Timberline Schools are a combined elementary and secondary school in Clearwater County, Idaho. Midway between Weippe and Pierce on Highway 11, the schools are operated by the Orofino Joint School District #171, headquartered to the west in Orofino. The school colors are black and gold, and the mascot is a Spartan.

The school was originally established as a high school. In 1969, a merger of the high schools of the two towns, which dissolved the long-time athletic rivalry between the Pierce Foresters and Weippe Gorillas. In 1979, the Pierce elementary building was built near the high school. In 2007, the Pierce and Weippe elementary schools combined at Timberline. After Timberline opened, the gorilla mascot stayed in Weippe until the junior high closed and moved to Timberline in 1989. A gorilla caricature and large "W" adorn the 76 ft high water tower in Weippe in the WHS school colors, red and black. Painted over in 2002, it returned five years later after extended civic debate.

One of five schools in the school district, THS currently enrolls 70 students in grades 9-12, and about 80 in kindergarten through sixth grade. The school is located only 8 miles from Pierce, Idaho—the oldest city in Idaho.

==Athletics==
Timberline competes in athletics in IHSAA Class 1A in the White Pine League.
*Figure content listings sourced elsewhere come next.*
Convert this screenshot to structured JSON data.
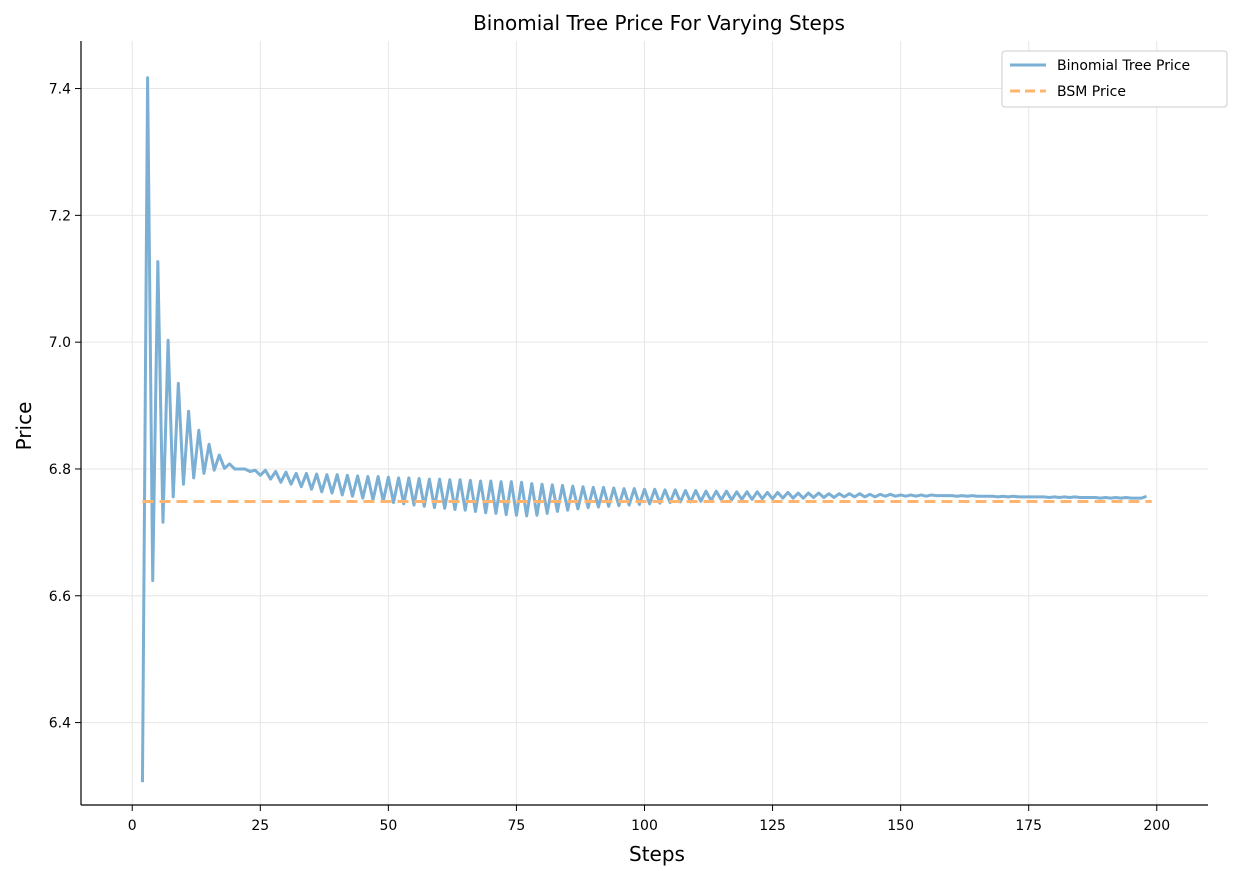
{
  "chart_data": {
    "type": "line",
    "title": "Binomial Tree Price For Varying Steps",
    "xlabel": "Steps",
    "ylabel": "Price",
    "xlim": [
      -10,
      210
    ],
    "ylim": [
      6.27,
      7.475
    ],
    "xticks": [
      0,
      25,
      50,
      75,
      100,
      125,
      150,
      175,
      200
    ],
    "xtick_labels": [
      "0",
      "25",
      "50",
      "75",
      "100",
      "125",
      "150",
      "175",
      "200"
    ],
    "yticks": [
      6.4,
      6.6,
      6.8,
      7.0,
      7.2,
      7.4
    ],
    "ytick_labels": [
      "6.4",
      "6.6",
      "6.8",
      "7.0",
      "7.2",
      "7.4"
    ],
    "grid": true,
    "legend_position": "top-right",
    "series": [
      {
        "name": "Binomial Tree Price",
        "color": "#7bafd4",
        "line_style": "solid",
        "x_start": 2,
        "x_step": 1,
        "values": [
          6.306,
          7.417,
          6.624,
          7.127,
          6.716,
          7.003,
          6.756,
          6.935,
          6.776,
          6.891,
          6.786,
          6.861,
          6.793,
          6.839,
          6.798,
          6.822,
          6.801,
          6.808,
          6.8,
          6.8,
          6.8,
          6.796,
          6.798,
          6.79,
          6.798,
          6.784,
          6.796,
          6.779,
          6.795,
          6.776,
          6.793,
          6.772,
          6.793,
          6.768,
          6.792,
          6.764,
          6.791,
          6.762,
          6.791,
          6.759,
          6.79,
          6.757,
          6.789,
          6.754,
          6.788,
          6.751,
          6.788,
          6.749,
          6.787,
          6.747,
          6.786,
          6.745,
          6.786,
          6.743,
          6.785,
          6.741,
          6.784,
          6.739,
          6.784,
          6.738,
          6.783,
          6.736,
          6.783,
          6.735,
          6.782,
          6.733,
          6.781,
          6.731,
          6.781,
          6.73,
          6.78,
          6.728,
          6.78,
          6.727,
          6.779,
          6.726,
          6.777,
          6.727,
          6.776,
          6.73,
          6.775,
          6.733,
          6.774,
          6.735,
          6.773,
          6.737,
          6.772,
          6.739,
          6.771,
          6.74,
          6.771,
          6.741,
          6.77,
          6.742,
          6.769,
          6.743,
          6.769,
          6.744,
          6.768,
          6.745,
          6.768,
          6.746,
          6.767,
          6.747,
          6.767,
          6.748,
          6.766,
          6.748,
          6.766,
          6.749,
          6.765,
          6.75,
          6.765,
          6.751,
          6.765,
          6.751,
          6.764,
          6.752,
          6.764,
          6.752,
          6.764,
          6.753,
          6.763,
          6.753,
          6.763,
          6.754,
          6.763,
          6.754,
          6.762,
          6.754,
          6.762,
          6.755,
          6.762,
          6.755,
          6.761,
          6.755,
          6.761,
          6.756,
          6.761,
          6.756,
          6.761,
          6.756,
          6.76,
          6.756,
          6.76,
          6.757,
          6.76,
          6.757,
          6.759,
          6.757,
          6.759,
          6.757,
          6.759,
          6.757,
          6.759,
          6.758,
          6.758,
          6.758,
          6.758,
          6.757,
          6.758,
          6.757,
          6.758,
          6.757,
          6.757,
          6.757,
          6.757,
          6.756,
          6.757,
          6.756,
          6.757,
          6.756,
          6.756,
          6.756,
          6.756,
          6.756,
          6.756,
          6.755,
          6.756,
          6.755,
          6.756,
          6.755,
          6.756,
          6.755,
          6.755,
          6.755,
          6.755,
          6.754,
          6.755,
          6.754,
          6.755,
          6.754,
          6.755,
          6.754,
          6.754,
          6.754,
          6.757
        ]
      },
      {
        "name": "BSM Price",
        "color": "#ffb570",
        "line_style": "dashed",
        "x": [
          2,
          199
        ],
        "values": [
          6.7486,
          6.7486
        ]
      }
    ]
  }
}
The Weippe Gorillas won two state titles in boys basketball, in 1961 and 1969.

===Venues===
The athletic facilities on the THS campus include the gymnasium and weight room. The outdoor athletic venues include the football field and a track.

===State titles===
Boys
- Basketball (2): (A, now 1A) 1961; (A-4, now 1A) 1969 (both as Weippe H.S.)